External stress factors in the form of ionic species or temperature increases have been shown to produce a stress response leading to enhanced PHA production. The effect of five different NaCl concentrations, namely 3.5, 6.5, 9, 12 and 15 g/l NaCl on PHA productivity using Cupriavidus necator has been investigated alongside a control (no added NaCl). A dielectric spectroscopy probe was used to measure PHA accumulation online in conjunction with the chemical offline analysis of PHA. The highest PHA production was obtained with the addition of 9 g/l NaCl, which yielded 30% higher PHA than the control. Increasing the addition of NaCl to 15 g/l was found to inhibit the production of PHA. NaCl addition can therefore be used as a simple, low cost, sustainable, non toxic and non reactive external stress strategy for increasing PHA productivity.

Increasing polyhydroxyalkanoate (PHA) yields from Cupriavidus necator by using filtered digestate liquors.

The production of polyhydroxyalkanoates (PHAs) using digestate liquor as culture media is a novel application to extend the existing uses of digestates. In this study, two micro-filtered digestates (0.22 µm) were evaluated as a source of complex culture media for the production of PHA by Cupriavidus necator as compared to a conventional media. Culture media using a mixture of micro-filtered liquors from food waste and from wheat feed digesters showed a maximum PHA accumulation of 12.29 g/l PHA, with 90% cell dry weight and a yield of 0.48 g PHA/g VFA consumed, the highest reported to date for C. necator studies. From the analysis of the starting and residual media, it was concluded that ammonia, potassium, magnesium, sulfate and phosphate provided in the digestate liquors were vital for the initial growth of C. necator whereas copper, iron and nickel may have played a significant role in PHA accumulation.

Integration of NIRS and PCA techniques for the process monitoring of a sewage sludge anaerobic digester.

This study investigates the use of Hotelling's T(2) control charts as the basis of a process monitor for sewage sludge anaerobic digestion. Fourier transform near infrared spectroscopy was used to produce partial least squares regression models of volatile fatty acids, bicarbonate alkalinity and volatile solids. These were utilised in a series of principle component analysis models along with spectral data from digestate and feedstock samples to produce a pseudo steady state model, which was then used with an independent test set to evaluate the system. The system was able to identify disturbances to the digester due to a temporary alteration of the type of feedstock to the digester and separately, halving of the hydraulic retention time of the digester. It could also provide advance warning of disturbances to the digester. This technique could be used to improve the performance of sewage sludge anaerobic digesters by enabling optimisation of the process.

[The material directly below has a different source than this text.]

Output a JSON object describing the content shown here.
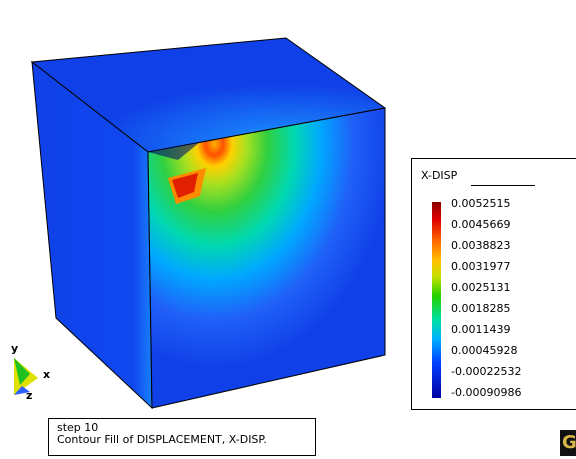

Addressing the challenge of optimum polyhydroxyalkanoate harvesting: monitoring real time process kinetics and biopolymer accumulation using dielectric spectroscopy.

In this study, dielectric spectroscopy was utilised to evaluate and define the optimum harvesting time for polyhydroxyalkanoates (PHA) production. It is essential to harvest PHA at the optimum time during fermentation for maximum yield, otherwise cells start degrading. Two carbon sources (acetic and butyric acids) were used in laboratory based experiments and a number of samples were measured ex situ for PHA production. The real-time measured capacitance in addition of identifying the cells growth phase, it correlated very well with ex situ measured PHA produced within the cells. The probe has proven to be a useful tool to assess process kinetics, to monitor real-time cell growth, PHA produced and defining the optimum harvesting time.